Sandhya Prabhakaran MLConf 2016 Event Summary

Post written by Sandhya Prabhakaran:

MLConf 2016

Firstly, I would like to thank MLConf and NYC Women in Machine Learning & Data Science for giving me the opportunity to attending this informative, educational and cutting-edge conference. I would also like to thank all the conference sponsors that made this event possible: http://mlconf.com/events/new-york-city-ny/.

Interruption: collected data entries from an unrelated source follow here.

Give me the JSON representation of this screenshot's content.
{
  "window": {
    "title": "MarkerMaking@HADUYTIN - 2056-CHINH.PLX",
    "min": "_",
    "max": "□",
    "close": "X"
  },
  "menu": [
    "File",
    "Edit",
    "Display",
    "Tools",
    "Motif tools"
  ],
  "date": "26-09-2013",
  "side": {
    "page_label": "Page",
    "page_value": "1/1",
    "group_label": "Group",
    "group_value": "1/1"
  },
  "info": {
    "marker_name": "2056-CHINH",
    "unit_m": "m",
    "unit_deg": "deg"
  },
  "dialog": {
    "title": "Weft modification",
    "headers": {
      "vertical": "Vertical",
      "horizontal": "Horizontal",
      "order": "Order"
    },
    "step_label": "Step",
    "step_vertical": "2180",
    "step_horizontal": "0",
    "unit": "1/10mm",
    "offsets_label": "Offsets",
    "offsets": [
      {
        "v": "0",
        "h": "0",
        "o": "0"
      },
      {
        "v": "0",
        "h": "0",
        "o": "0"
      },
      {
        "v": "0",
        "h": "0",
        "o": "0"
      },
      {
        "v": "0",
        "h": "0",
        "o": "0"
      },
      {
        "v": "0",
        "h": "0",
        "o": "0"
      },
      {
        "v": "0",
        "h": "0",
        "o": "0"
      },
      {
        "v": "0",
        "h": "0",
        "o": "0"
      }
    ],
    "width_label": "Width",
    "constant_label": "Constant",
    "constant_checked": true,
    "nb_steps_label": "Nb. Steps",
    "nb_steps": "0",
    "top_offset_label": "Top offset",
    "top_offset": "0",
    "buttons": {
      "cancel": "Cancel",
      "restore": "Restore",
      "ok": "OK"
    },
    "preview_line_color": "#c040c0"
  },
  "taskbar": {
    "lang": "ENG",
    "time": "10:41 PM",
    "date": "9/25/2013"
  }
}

The first talk was by Edo Liberty, Research Director from Yahoo labs on Online Data Mining: PCA and K-Means. Traditional PCA and K-means work on batch data, meaning the data is fixed, resides in one place and never changes during the execution of the algorithm. With online data, the scenario is different. Online data resides on multiple servers (distributed data) and data changes over time (streaming data). Edo presents a distributed, streaming computational model for online data that also deals with on-the-fly optimisation of a cost function. He cites the Ski rental problem. Say daily rental of skis costs 100$ and buying skis costs 1000$. For a new comer, he/she may want to rent a few number of times before buying personal skis. The question is how many times must one rent so that he/she does not incur huge losses in the long run. Solutions are a) buy on day 1 itself (total cost is 1000$) or b) rent 10 times and then buy (total cost is 1000*10 + 1000 = 2000$; worst case). There could also be a situation where you buy skis and then meet with an accident and cannot ski anymore. The cost function should deal with such future (unknown) events and still be able to do this on-the-fly. Examples of such distributed streaming data and where such look-ahead optimisation is crucial are in online portfolio management, online advertising (catered to every user), Yahoo Finance app, Yahoo News app (where you need to mash-up information according to every user).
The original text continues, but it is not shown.